Union Crescent gentle curves at the top of Margate’s town centre, an unloved sweep of opposing Georgian terraces and a religious collection of church, mosque and Salvation Army Hall. The biggest mass of buildings on the street are a jumble, united only by peeling, faded red paint and in the Sterling board covering the windows and door.
Behind the boards are The Thanet Press. Anybody who’s shopped around Margate old town will have found mention of this place; all the shops have old leather-bound ledgers from this business, which collapsed in 2011 under the weight of a £100,000 unpaid tax bill. Have a look in fashion boutique Ahoy Margate for a blood red ledger, full of copperplate script listing ‘Plant and Repairs and Renewals’. And that ledger tells you more; embossed in gold, it’s titled ‘Eyre & Spottiswoode Ltd (Thanet Press Account)’.
That’s a name that is full of history. Eyre & Spotiswoode are the Queen’s printers, entitled to print the King James bible without her permission. And they printed invitations and other material for Princess Margaret’s wedding to Anthony Armstrong-Jones in 1960. They were printers for exam papers, too, and – if all that establishment work was too much – also produced the fan club magazines for The Beatles and the Rolling Stones.

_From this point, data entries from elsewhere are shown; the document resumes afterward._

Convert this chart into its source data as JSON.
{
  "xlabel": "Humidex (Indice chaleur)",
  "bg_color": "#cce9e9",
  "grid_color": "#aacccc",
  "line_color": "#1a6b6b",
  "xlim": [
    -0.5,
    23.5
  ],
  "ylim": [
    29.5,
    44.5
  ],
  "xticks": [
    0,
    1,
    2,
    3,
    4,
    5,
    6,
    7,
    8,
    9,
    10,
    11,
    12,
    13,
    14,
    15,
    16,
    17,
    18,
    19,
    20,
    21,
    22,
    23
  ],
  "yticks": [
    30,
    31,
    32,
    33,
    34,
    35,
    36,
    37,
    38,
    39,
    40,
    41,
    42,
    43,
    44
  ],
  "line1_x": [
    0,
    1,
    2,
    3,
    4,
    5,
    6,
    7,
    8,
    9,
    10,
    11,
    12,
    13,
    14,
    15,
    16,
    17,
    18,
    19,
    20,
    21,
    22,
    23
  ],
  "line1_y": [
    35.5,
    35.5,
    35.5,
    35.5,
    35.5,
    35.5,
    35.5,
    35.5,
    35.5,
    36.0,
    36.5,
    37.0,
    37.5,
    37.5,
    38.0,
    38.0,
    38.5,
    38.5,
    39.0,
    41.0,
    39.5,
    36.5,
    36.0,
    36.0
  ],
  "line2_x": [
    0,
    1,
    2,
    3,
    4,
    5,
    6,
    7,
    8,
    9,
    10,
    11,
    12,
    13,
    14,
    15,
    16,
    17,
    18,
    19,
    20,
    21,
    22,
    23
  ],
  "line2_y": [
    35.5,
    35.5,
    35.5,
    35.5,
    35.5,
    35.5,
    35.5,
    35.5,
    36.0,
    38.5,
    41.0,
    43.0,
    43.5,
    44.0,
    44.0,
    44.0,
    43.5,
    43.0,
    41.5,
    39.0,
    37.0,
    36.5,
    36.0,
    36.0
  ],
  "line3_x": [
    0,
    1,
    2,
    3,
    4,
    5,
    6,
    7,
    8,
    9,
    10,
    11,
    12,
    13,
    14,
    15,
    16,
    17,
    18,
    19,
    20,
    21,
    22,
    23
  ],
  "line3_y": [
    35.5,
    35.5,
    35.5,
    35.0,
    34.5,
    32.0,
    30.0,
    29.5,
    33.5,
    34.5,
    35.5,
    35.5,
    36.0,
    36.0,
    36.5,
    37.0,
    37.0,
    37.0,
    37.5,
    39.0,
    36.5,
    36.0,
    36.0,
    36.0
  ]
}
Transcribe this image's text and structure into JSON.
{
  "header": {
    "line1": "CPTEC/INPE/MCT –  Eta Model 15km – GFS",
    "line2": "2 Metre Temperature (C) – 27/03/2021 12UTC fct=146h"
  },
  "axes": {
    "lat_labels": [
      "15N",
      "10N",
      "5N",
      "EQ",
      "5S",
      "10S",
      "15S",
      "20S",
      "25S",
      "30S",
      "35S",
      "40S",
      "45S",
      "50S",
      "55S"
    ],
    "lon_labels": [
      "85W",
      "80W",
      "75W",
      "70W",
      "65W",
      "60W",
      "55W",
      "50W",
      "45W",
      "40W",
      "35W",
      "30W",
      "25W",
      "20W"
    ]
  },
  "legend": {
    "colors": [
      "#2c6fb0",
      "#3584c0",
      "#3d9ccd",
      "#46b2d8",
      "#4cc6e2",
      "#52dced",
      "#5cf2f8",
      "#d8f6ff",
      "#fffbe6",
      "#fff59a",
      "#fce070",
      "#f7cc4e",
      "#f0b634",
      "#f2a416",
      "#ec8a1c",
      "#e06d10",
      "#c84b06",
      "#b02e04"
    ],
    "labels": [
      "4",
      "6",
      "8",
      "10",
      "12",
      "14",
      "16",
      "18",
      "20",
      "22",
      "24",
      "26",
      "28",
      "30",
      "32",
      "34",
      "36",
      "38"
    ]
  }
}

For all of that, Thanet Press was a rough commercial printers, producing manuals, journals, diaries and calendars for a range of different organisations. The business survived almost a hundred years, since the first records of Bobby & Co as a printer in Union Crescent. The site is a jumble of buildings, from Victorian industrial with pretensions to grandeur through to mid-20th century modernism. There are factories, offices and shopfronts facing onto Union Crescent. There are a dozen doors, windows at every level. A courtyard, the old front office curving into it. This is organic, not planned, a site which has grown over time, the kind of street scene loved by Jane Jacobs and Francis Tibbalds and Lewis Mumford. Individual buildings may not have much architectural merit, but collectively they show that even a seaside town like Margate had industry, even here in a street full of seaside boarding houses.
And they show that there was a pride in industry. Look at elegant ventilation, curved glazed bricks, the details of shopfronts, and it’s obvious that this was an important building, made to last.
The back of the site, on Princes Street, has its own style and tells more of the story. It’s mid 20th century, streamlined even as it slips down a hill, but even here there are odd, older doorways and well-proportioned details. There’s some heavy industrial ducting, too, and an electricity substation that is humming behind red louvred doors that remind me of the post-war junior school I went to. This is the bauhaus ideal made in brick: a delight in technology and an elegance in simple function.
Of course, change is inevitable and the site is scheduled to be cleared, and a dull, cod-Victorian block of flats built in the place of Thanet Press. And this in Margate, which has over 200 empty homes already.
I can’t understand how an architect can look at this site, and not be inspired by glazed brick, perfect proportions and elegant fenestration. And instead of demolition, suggest these buildings repurposed, an assortment of flats, live-work units, workshops and studios bringing new employment. New ideas must use old buildings, Jane Jacobs said. what better than housing young, digital businesses and start ups in an old printworks?
This site is quite ordinary, but very special because of that. Some buildings are made great, and others have greatness thrust upon them. That’s what Thanet Press deserves.